Since the internship program’s inception in 2007, dozens of Wabash students have been given an opportunity that many interested in careers in law don’t get at the undergraduate level.
Nick Maraman ’10, Jacob German ’11 and Jacob Burnett ’15 — just to name a few — all interned for Legal Aid Society of Louisville, and have now gone on to lead success careers in law.
Maraman works for the IRS Office of Chief Counsel in Louisville. German is an attorney at Barnes & Thornburg in Indianapolis. And Burnett is a Rhodes Scholar who just finished law school at the University of Pennsylvania and is now a law clerk at Williams & Connolly in D.C.

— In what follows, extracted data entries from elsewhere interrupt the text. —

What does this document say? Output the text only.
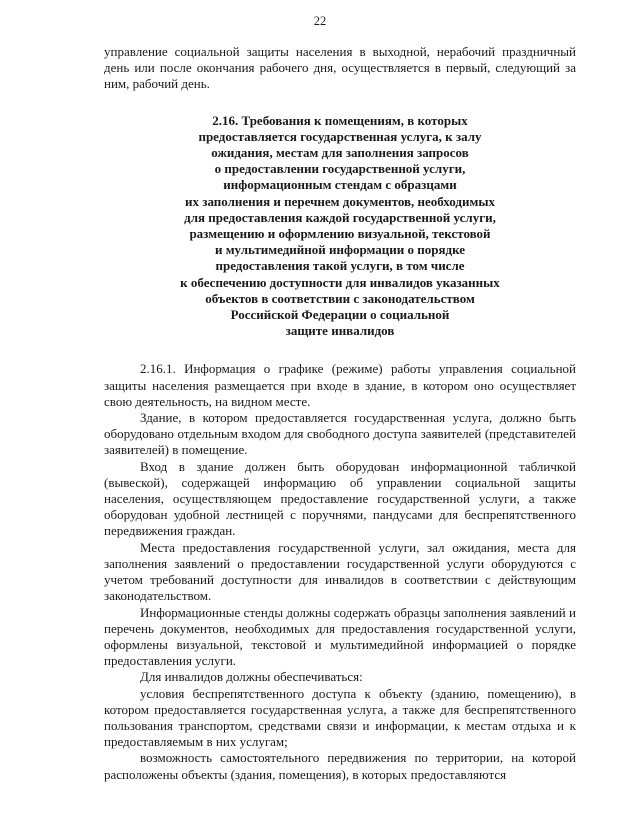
22

управление социальной защиты населения в выходной, нерабочий праздничный день или после окончания рабочего дня, осуществляется в первый, следующий за ним, рабочий день.

2.16. Требования к помещениям, в которых
предоставляется государственная услуга, к залу
ожидания, местам для заполнения запросов
о предоставлении государственной услуги,
информационным стендам с образцами
их заполнения и перечнем документов, необходимых
для предоставления каждой государственной услуги,
размещению и оформлению визуальной, текстовой
и мультимедийной информации о порядке
предоставления такой услуги, в том числе
к обеспечению доступности для инвалидов указанных
объектов в соответствии с законодательством
Российской Федерации о социальной
защите инвалидов

2.16.1. Информация о графике (режиме) работы управления социальной защиты населения размещается при входе в здание, в котором оно осуществляет свою деятельность, на видном месте.

Здание, в котором предоставляется государственная услуга, должно быть оборудовано отдельным входом для свободного доступа заявителей (представителей заявителей) в помещение.

Вход в здание должен быть оборудован информационной табличкой (вывеской), содержащей информацию об управлении социальной защиты населения, осуществляющем предоставление государственной услуги, а также оборудован удобной лестницей с поручнями, пандусами для беспрепятственного передвижения граждан.

Места предоставления государственной услуги, зал ожидания, места для заполнения заявлений о предоставлении государственной услуги оборудуются с учетом требований доступности для инвалидов в соответствии с действующим законодательством.

Информационные стенды должны содержать образцы заполнения заявлений и перечень документов, необходимых для предоставления государственной услуги, оформлены визуальной, текстовой и мультимедийной информацией о порядке предоставления услуги.

Для инвалидов должны обеспечиваться:

условия беспрепятственного доступа к объекту (зданию, помещению), в котором предоставляется государственная услуга, а также для беспрепятственного пользования транспортом, средствами связи и информации, к местам отдыха и к предоставляемым в них услугам;

возможность самостоятельного передвижения по территории, на которой расположены объекты (здания, помещения), в которых предоставляются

The internship program at Legal Aid, a non-profit that provides free civil legal service to low-income Kentuckians, was established by former executive director Jeffrey Been ’81.
“Jeff created an opportunity with Legal Aid where Wabash students get so many opportunities all rolled into one internship,” said Scott Himsel, associate professor of political science and Wabash’s Pre-Law Advisor. “They get an opportunity to serve the underserved, to learn about how first-class non-profit organizations operate through fundraising and marketing, and to learn about themselves personally and where their future careers might take them.
“There’s extra credibility that comes in a student's law school application when they can say not only that they’re interested in public service, but they've actually done some.”
Even though Been retired from the organization seven years ago, the legacy and relationship between Legal Aid and Wabash has continued on.
Jackson Grabill ’24, a pre-law track PPE major and rhetoric minor from East Lansing, Michigan, spent his summer working as the Jeffrey Been ’81 intern at Legal Aid. In this role, he worked closely with the development and communications team, researching the history of Legal Aid, compiling client impact stories, and drafting grants.
Grabill also gained legal experience working with the Economic Stability Unit and Veterans Legal Assistance Program. He drafted petitions to help people expunge criminal charges from their records and carried out legal research and writing on issues related to Veterans Affairs benefits claims.
“I had the opportunity to observe attorneys working in different settings and on a range of legal issues,” Grabill said. “Whether it was observing a client intake meeting, divorce mediation, or eviction hearing in court, Legal Aid provided me with the opportunity to witness our justice system work firsthand.”
Through these experiences, and from what he’s pulled from his previous lessons at Wabash, Grabill has developed skills in written and oral communication, critical thinking and problem solving, and time management. Further, his overall knowledge of law practices, protocols and regulations has grown.
He’s also learned the importance of interpersonal skills — specifically having the ability to show and practice empathy — as an attorney.
“I saw a lot of client meetings where an attorney is there to help the client with whatever legal problem they have, and a lot of that help comes simply after listening,” Grabill said. “Legal Aid serves people who are below a certain income threshold, so oftentimes these clients don’t have the resources they need to get help. They feel stuck going through some of the toughest points of their lives, like bankruptcies or domestic violence orders.
“A lot of what it takes to be a good lawyer is done through client interactions and building connections,” the junior said. “I didn’t get to regularly talk with clients like the attorney. But in those moments when I did and asked a simple question like, ‘How’s your family doing,’ I saw that those remarks mattered. Those little moments can brighten someone’s day.”
Maraman, a former attorney and internship supervisor for Legal Aid, said he’s been impressed with Grabill since the beginning when he interviewed for the summer position. Not only did Grabill display the intelligence and commitment to a career in law, Maraman said, but he also showed an interest in helping people who are less fortunate.
“Not every 20-year-old college student is thinking about what they can do for those who are marginalized in our communities,” Maraman said. “That’s what stood out about Jackson in his interview, and through the time we spent together this summer. Not only is he a really, really smart kid and a sponge, but he has a good heart.”
Himsel echoed Maraman, and said the decision to pursue a career in law is a difficult, and it's one that “doesn't just involve intelligence, it also involves temperament.”
“Dealing with people who have difficult problems that they cannot resolve on their own, for which they need to seek counsel, that's hard work,” Himsel said. “Jackson has the abilities needed to do that hard work. He naturally thinks of law as a way to change the world and make society a better place.”
As part of the internship, Grabill also spent most of his summer networking with Been, who retired from Legal Aid 2015, and Maraman. Been generously hosted Grabill in his home, and Maraman acted as a mentor for the Wabash student during his internship. The two alumni also connected Grabill with other Louisville-area attorneys and judges.
“I am extremely grateful for their help, support, and friendship this summer,” Grabill said. “This experience would not have been possible without them.”
Grabill plans to attend law school after graduating from Wabash, and is most interested in pursuing a career focused in appellate or civil rights law.